AR3T is supporting the development of ex vivo and in vivo technologies that will enhance the understanding of stem cell responses to mechanical stimulation.
Tissue loading is a powerful means for modulating the tissue microenvironment and promoting healing, a concept that serves as a cornerstone for Regenerative Rehabilitation research. A better understanding of the direct response of stem cells to extrinsic signals within the dynamic microenvironment would aid in the informed prescription of rehabilitation protocols for our patients.
Stem cells interpret mechanical forces in a broad spectrum of ways that can affect their behavior and, ultimately, their ability to drive tissue regeneration. As such, an increased understanding of the mechanosensitivity of stem cells and the manner in which mechanical signaling may be used to drive stem cell regenerative potential will greatly aid in the design of rehabilitation protocols. Unfortunately, there are few in vivo or ex vivo methods currently available that allow for modeling and quantification of the direct effect of mechanical stimuli on stem cell behavior. There is a need to develop an ex vivo system capable of modeling biologically relevant mechanical loads on stem cells in order to understand the mechanistic effects of physical forces on stem cell fate and function. There is also a need to accurately assess the effects of different types of mechanical forces experienced in vivo by endogenous stem cells existing within tissues or exogenous stem cell populations transplanted for regenerative therapies.
Rehabilitation is often prescribed for individuals with myopathies such as Duchenne Muscular Dystrophy (DMD) with the goal of promoting strength and functional capacity while minimizing disease progression. Although the benefits of exercise for the maintenance of muscle health have been universally accepted in healthy muscle, it is unresolved whether exercise is therapeutic for individuals with muscular dystrophy, and conflicting studies have shown that exercise can have both beneficial and detrimental effects on dystrophic skeletal muscle functional capacity.

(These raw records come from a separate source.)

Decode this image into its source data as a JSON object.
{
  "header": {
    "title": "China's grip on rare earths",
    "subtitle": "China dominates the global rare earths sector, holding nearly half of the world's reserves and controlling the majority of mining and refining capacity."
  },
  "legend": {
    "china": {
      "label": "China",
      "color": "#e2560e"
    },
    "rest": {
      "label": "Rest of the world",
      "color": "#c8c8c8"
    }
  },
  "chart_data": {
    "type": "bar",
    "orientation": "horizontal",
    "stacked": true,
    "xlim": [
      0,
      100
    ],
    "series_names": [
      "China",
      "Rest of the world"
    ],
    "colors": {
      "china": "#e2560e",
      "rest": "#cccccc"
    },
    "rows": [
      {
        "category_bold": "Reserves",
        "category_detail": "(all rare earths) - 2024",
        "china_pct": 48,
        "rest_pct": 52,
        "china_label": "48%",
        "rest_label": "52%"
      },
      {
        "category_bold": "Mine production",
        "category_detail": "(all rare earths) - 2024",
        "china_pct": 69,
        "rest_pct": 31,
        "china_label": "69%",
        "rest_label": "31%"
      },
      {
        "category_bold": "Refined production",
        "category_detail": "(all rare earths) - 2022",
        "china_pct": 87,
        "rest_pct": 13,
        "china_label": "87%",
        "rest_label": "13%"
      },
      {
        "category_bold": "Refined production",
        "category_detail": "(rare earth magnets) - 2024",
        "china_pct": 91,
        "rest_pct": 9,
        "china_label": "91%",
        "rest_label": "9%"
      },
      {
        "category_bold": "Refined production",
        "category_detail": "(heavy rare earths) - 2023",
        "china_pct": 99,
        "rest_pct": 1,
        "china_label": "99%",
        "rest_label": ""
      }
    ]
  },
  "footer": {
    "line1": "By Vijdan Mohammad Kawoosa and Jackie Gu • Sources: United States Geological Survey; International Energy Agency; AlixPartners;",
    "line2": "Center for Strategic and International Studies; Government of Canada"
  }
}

According to the work-overload theory, the decreased threshold of dystrophic myofibers for withstanding loading associated with exercise drives an accelerated deterioration of the muscle by propagating a cascade of myofiber degeneration and regeneration. In response to myofiber damage, muscle stem, or satellite, cells become activated from a quiescent state. Within 24-48 hours after activation, satellite cells enter into a phase of proliferative expansion, and then progress to terminal myofiber differentiation. However, when this process is repeated with high frequency, it has been suggested that the satellite cell pool becomes exhausted, thereby diminishing the capacity of the muscle to respond to future rounds of degeneration and regeneration, ultimately leading to progressive weakness.
Conversely, several studies have shown that exercise has the potential to enhance, rather than worsen, the skeletal muscle contractile capacity of dystrophic muscle. Though still unclear, it has been proposed that increased angiogenesis and the secretion of growth factors that enhance satellite cell growth kinetics may be important mechanisms underlying the potential benefits of exercise-based interventions in the treatment of muscular dystrophy.
An inadequate understanding of the impact of mechanical stimulation on stem cell behavior and myofiber responses under myopathic conditions translates clinically to the prescription of exercise programs that are, unfortunately, often arbitrarily selected and dosed. This trial-and-error approach, a major source of frustration for rehabilitation clinicians, is cost ineffective and leads to poor outcomes. An enhanced understanding of the dose-response relationship between exercise and cellular responses is therefore critical for the rational design of rehabilitation protocols to enhance physical functioning in children with DMD.